Monday, November 26, 2012

Church taken to ICC

AN ABUSE survivors group has complained to the International Criminal Court that the Catholic Church is guilty of crimes against humanity over child sexual abuse - and says nothing will change within the Australian church until a bishop is jailed for covering up abuse.

A crime against humanity was when someone knew crimes were happening and had the power to stop them but chose not to, the state inquiry into how the churches handled child sex abuse heard on Monday.

Barbara Blaine, founder and president of the Survivors Network of those Abused by Priests (SNAP), told the inquiry: ''I recognise how extreme that sounds, but the evidence backs it up in three ways: priest-shifting [of abusers], refusal to co-operate with civil authorities and refusal to remove predators from ministry and keep them from children.''

Melbourne researcher, advocate and lawyer Judy Courtin is preparing a report about abuse in Australia, and especially suicides, to be given to the international court as additional evidence. More than 20,000 documents from other countries have already been presented.

SNAP Australia co-leader Nicky Davis quoted research by Ms Courtin that in 99.94 per cent of child sex abuse cases (Australia-wide, not just church ones) the offender is not convicted or flagged on any register, and is free to re-offend. Of the six convictions per 1000 cases, more than half are appealed - up to six times the rate of appeal on other crimes.

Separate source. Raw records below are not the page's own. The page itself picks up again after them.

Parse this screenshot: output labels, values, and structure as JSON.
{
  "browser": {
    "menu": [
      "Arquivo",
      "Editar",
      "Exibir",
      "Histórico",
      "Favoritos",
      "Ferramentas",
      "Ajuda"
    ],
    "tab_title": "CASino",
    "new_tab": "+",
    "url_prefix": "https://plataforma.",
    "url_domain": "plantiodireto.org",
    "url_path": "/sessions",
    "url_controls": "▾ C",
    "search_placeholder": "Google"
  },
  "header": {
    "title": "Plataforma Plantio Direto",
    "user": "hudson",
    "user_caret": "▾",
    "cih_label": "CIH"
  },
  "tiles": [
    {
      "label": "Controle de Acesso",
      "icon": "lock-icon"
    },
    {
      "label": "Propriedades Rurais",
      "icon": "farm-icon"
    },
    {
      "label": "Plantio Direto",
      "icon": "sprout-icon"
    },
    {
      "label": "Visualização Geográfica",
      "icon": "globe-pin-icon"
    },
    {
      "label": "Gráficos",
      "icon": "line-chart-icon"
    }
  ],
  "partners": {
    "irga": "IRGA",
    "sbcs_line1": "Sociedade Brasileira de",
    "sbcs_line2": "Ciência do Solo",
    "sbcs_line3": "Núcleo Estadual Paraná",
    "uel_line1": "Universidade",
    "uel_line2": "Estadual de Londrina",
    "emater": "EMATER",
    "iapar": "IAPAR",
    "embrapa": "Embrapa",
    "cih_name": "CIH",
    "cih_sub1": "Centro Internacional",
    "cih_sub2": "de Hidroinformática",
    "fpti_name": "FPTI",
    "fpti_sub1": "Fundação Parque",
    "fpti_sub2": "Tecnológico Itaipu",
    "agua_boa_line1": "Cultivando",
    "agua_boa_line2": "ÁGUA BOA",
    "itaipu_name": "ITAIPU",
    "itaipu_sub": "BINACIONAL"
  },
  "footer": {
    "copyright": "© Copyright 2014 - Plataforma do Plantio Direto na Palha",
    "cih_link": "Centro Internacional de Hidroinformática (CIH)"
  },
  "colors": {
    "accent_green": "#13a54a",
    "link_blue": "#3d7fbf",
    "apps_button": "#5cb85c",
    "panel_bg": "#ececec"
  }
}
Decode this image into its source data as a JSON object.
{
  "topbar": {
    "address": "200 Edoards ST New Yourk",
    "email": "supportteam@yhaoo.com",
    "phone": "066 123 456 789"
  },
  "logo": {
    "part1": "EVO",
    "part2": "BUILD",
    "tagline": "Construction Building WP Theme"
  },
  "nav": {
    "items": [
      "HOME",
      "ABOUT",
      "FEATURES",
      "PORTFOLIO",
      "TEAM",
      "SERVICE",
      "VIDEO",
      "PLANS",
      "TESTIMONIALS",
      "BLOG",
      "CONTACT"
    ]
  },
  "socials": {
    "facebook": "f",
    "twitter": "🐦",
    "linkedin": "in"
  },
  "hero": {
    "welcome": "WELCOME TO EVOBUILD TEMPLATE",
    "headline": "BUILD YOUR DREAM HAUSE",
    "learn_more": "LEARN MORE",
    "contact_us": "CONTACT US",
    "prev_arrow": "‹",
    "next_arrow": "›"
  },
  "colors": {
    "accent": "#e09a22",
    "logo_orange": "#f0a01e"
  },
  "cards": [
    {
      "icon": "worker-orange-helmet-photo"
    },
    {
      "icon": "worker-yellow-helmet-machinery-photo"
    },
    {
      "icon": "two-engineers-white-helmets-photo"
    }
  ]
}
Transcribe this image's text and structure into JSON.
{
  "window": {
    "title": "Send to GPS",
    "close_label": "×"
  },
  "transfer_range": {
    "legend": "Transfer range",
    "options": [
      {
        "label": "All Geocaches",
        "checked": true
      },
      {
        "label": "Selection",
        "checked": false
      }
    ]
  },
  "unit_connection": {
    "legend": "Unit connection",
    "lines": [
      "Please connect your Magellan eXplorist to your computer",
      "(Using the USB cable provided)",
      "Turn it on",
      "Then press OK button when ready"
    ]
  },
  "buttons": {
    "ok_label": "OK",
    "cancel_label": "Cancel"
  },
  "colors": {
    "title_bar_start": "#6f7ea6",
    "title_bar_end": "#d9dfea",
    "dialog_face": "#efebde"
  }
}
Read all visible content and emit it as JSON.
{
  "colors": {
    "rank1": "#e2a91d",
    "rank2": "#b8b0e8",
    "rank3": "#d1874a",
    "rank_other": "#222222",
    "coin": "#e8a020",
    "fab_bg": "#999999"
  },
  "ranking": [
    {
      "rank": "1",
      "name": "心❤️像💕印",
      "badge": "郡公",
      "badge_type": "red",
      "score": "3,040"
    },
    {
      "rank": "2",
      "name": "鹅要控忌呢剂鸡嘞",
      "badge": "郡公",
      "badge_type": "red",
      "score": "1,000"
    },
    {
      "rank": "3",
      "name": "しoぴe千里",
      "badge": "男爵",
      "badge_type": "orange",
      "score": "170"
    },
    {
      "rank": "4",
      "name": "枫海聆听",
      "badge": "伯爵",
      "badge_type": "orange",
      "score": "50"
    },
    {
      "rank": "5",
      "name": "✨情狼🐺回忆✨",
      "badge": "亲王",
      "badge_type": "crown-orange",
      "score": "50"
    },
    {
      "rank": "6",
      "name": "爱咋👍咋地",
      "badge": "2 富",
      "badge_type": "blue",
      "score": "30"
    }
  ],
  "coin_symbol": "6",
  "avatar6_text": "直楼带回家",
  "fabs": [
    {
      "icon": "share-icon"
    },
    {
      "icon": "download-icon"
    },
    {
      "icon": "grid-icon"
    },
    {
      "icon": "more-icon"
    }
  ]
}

SNAP Australia co-leader Mark Fabbro said Peter O'Callaghan, QC, who investigates abuse cases for the Melbourne archdiocese, had dissuaded him from complaining to police over his violent sexual abuse as a boy by a Jesuit priest. He said Mr O'Callaghan had also advised him not to sue the Jesuits, ''because the priests had made a vow of poverty''.

''Not one arrest or prosecution was ever made of any Jesuit priest. Father X [his abuser] was still in active ministry late last year. He was shifted back and forwards across three states over decades,'' Mr Fabbro said.

Ms Blaine said canon (church) law, far from being a parallel code with Australian law, should have no more authority than the personnel policy of a big corporation, ''because that's what it is''.

Ms Davis told the inquiry at least two-thirds of US bishops kept priests on the job after admissions of wrongdoing, diagnoses of sexual disorders legal settlements or even criminal convictions. 

Two months ago Bishop Robert Finn of Kansas was convicted for covering up child abuse, but the jail sentence was suspended and the church has not removed him.

Similar research was not available for Australia, but Ms Davis said she had never spoken to or heard of a child victim in a religious institution whose abuse was not covered up in some form. 

 ''Will it take a bishop or cardinal going to jail to force major change? Yes, that is exactly what it will take,'' she said.

She said church members and staff often said they wanted to tell police or courts what they knew about abuse but feared losing their jobs or friends.